18 Personne ne la guide,
aucun des fils qu’elle a enfantés ;
personne ne lui prend la main,
aucun des fils qu’elle a élevés.
19 Ce double malheur qui t’est arrivé,q
qui t’en plaindra ?
Le pillage et la ruine, la famine et l’épée,
qui t’en consolera ?r

q Soit au sens de punition surabondante, soit les fléaux du vers suivant, comptés deux par deux.

r « qui t’en consolera » versions, 1QIsa ; « qui je te consolerai » (?) TM.
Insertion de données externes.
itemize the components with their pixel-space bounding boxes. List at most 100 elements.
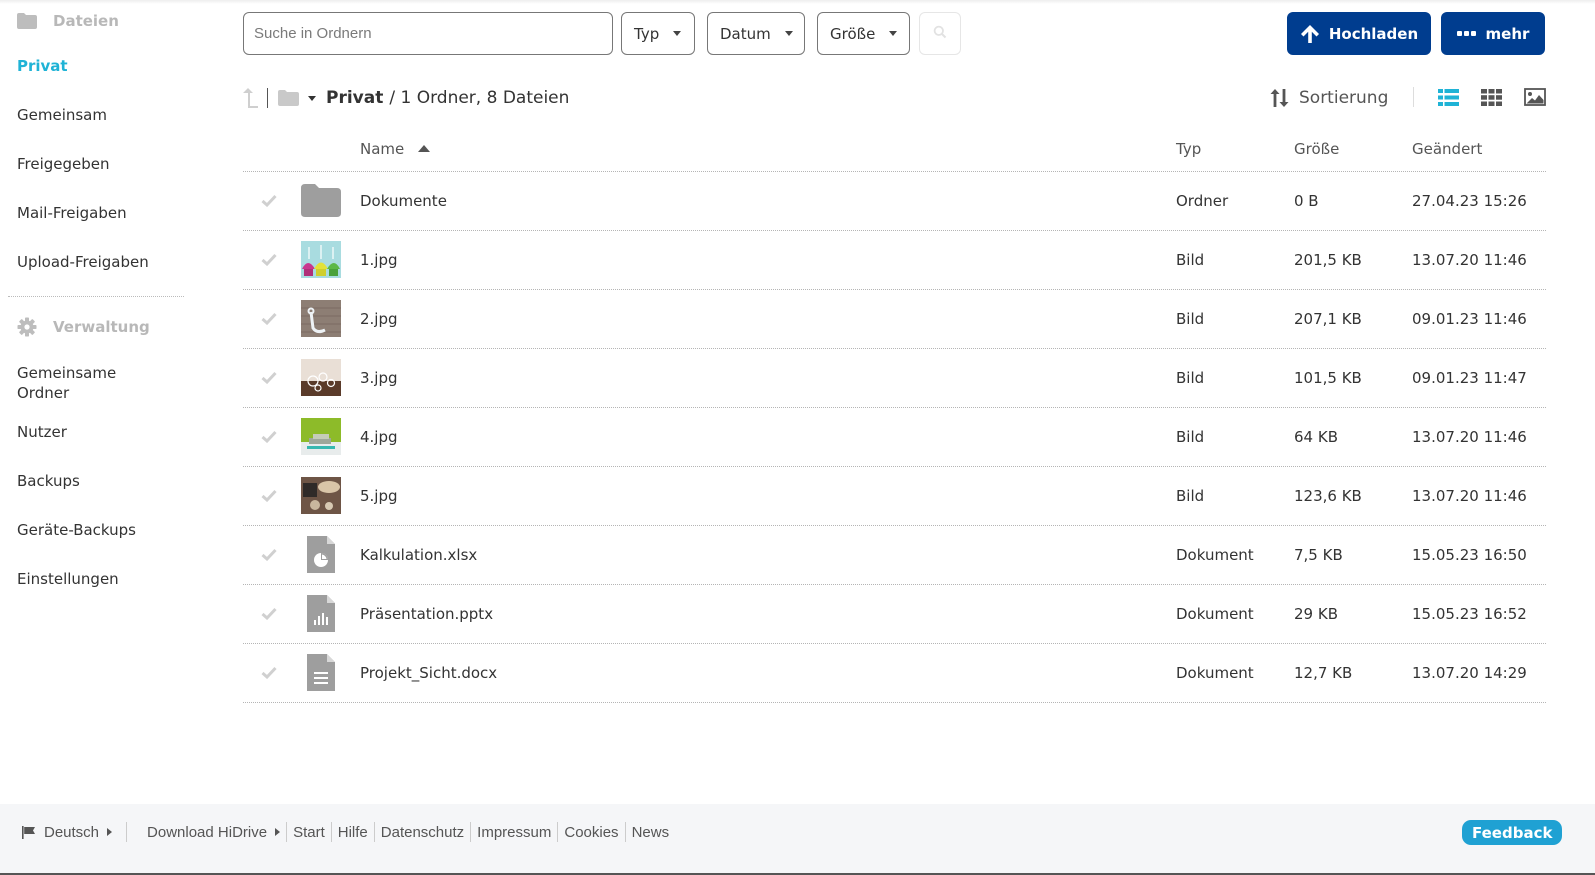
sort-button[interactable]: Sortierung <box>1270 84 1388 112</box>
top-shadow <box>0 0 1595 4</box>
select-checkmark-icon[interactable] <box>261 665 279 681</box>
sidebar-item-gemeinsame-ordner[interactable]: Gemeinsame Ordner <box>17 363 127 403</box>
sidebar-item-gemeinsam[interactable]: Gemeinsam <box>17 105 167 125</box>
caret-right-icon <box>275 828 281 836</box>
sidebar-item-freigegeben[interactable]: Freigegeben <box>17 154 167 174</box>
footer-link-cookies[interactable]: Cookies <box>558 824 624 841</box>
breadcrumb-current[interactable]: Privat <box>326 88 383 108</box>
list-view-button[interactable] <box>1436 86 1460 108</box>
file-modified: 13.07.20 11:46 <box>1412 428 1527 446</box>
file-name[interactable]: Kalkulation.xlsx <box>360 546 477 565</box>
file-size: 207,1 KB <box>1294 310 1362 328</box>
file-type: Bild <box>1176 428 1205 446</box>
table-row[interactable]: Dokumente Ordner 0 B 27.04.23 15:26 <box>243 172 1546 231</box>
more-dots-icon <box>1456 31 1476 36</box>
grid-view-button[interactable] <box>1479 86 1503 108</box>
footer-links: Deutsch Download HiDrive Start Hilfe Dat… <box>22 822 675 842</box>
filter-type-dropdown[interactable]: Typ <box>621 12 695 55</box>
footer-link-start[interactable]: Start <box>287 824 331 841</box>
sidebar-item-upload-freigaben[interactable]: Upload-Freigaben <box>17 252 167 272</box>
file-modified: 15.05.23 16:50 <box>1412 546 1527 564</box>
sidebar-item-mail-freigaben[interactable]: Mail-Freigaben <box>17 203 167 223</box>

20 Tes fils gisent sans force au coin de toutes les rues,
comme l’antilope prise au filet,
ivres de la fureur de Yahvé,
de la menace de ton Dieu.
21 C’est pourquoi, écoute ceci, malheureuse,
ivre, mais non de vin :
22 Ainsi parle ton Seigneur Yahvé,
ton Dieu, défenseur de ton peuple :
Voici que je te retire de la main la coupe de vertige,
le calice, la coupe de ma fureur.
Tu n’y boiras plus jamais.
23 Je la mettrai dans la main de tes tortionnaires,
de ceux qui te disaient : À terre ! que nous passions !
et tu faisais de ton dos un passage,s
un chemin pour qu’ils y passent.

s Littéralement « comme la terre », sur laquelle on marche. Humiliation souvent imposée aux vaincus.